Q: What advantages does using a Hedging bot offer over spot selling?​​

After executing spot selling via limit/market orders, no additional profits accrue. In contrast, a Hedging bot not only sells coins ​​in batches at higher prices​​ but also generates ​​additional grid profits + 5%~+20% annualized funding fees​​.

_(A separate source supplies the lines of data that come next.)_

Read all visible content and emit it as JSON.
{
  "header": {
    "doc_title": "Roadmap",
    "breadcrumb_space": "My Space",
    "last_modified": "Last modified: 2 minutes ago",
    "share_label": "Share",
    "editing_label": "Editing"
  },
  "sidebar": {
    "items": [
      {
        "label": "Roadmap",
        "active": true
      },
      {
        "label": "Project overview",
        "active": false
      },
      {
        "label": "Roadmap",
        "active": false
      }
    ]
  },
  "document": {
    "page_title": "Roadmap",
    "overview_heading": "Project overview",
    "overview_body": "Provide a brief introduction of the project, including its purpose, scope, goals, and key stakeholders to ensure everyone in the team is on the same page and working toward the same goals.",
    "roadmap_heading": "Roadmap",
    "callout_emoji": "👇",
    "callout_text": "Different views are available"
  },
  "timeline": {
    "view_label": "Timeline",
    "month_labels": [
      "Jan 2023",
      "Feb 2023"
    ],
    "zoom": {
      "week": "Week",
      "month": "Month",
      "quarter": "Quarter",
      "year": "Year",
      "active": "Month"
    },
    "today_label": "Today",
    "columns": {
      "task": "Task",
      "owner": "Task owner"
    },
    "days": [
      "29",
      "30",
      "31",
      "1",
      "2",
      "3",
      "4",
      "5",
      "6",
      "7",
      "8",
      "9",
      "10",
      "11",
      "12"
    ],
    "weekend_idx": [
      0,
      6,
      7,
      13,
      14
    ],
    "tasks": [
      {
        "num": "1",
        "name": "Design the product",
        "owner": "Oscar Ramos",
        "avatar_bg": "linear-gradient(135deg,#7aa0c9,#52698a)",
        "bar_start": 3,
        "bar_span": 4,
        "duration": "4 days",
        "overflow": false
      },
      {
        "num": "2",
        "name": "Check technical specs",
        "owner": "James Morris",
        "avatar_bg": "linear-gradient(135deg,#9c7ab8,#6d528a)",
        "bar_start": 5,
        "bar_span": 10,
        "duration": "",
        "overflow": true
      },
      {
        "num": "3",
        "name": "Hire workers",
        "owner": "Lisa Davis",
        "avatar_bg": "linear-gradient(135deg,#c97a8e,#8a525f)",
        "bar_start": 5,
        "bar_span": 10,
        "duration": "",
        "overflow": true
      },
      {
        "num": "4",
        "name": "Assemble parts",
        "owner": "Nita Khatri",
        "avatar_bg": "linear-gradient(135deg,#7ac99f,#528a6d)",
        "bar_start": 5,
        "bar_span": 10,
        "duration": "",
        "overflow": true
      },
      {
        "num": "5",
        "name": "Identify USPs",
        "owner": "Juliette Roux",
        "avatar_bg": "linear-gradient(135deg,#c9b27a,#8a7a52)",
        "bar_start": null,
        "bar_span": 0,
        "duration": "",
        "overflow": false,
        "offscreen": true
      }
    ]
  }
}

​​Q: How does Hedging differ from standard futures grids?​​

Hedging uses ​​COIN-M 1x short futures​​ as its core mechanism, sharing identical fees and operational logic with standard grids.

​​Q: How does Hedging differ from Arbitrage?​​

​​Arbitrage​​: Short perpetual futures while holding equivalent spot positions to profit solely from funding rates.
Hedging​​: Combines COIN-M 1x shorts with grid trading, enabling profits from price drops (crypto gains), surges (USD gains), and funding rates.

​​Q: Is Hedging better for bearish or bullish markets?​​

Both​​.
Bull Markets​​: Use Hedging to lock in gains as prices peak or exit gradually.
Bear Markets​​: Profit from falling prices.
Sideways Markets​​: Earn funding rates and grid arbitrage.

​​Q: Can Hedging Bot liquidate?​​

No. The 1x short position ensures ​​zero liquidation risk​​.

​​Q: Do I lose if prices keep rising?​​

Your U-denominated balance increases as prices rise, but profits may lag behind holding/bullish strategies.
For sustained rallies, consider ​​futures grid longs​​ for higher returns.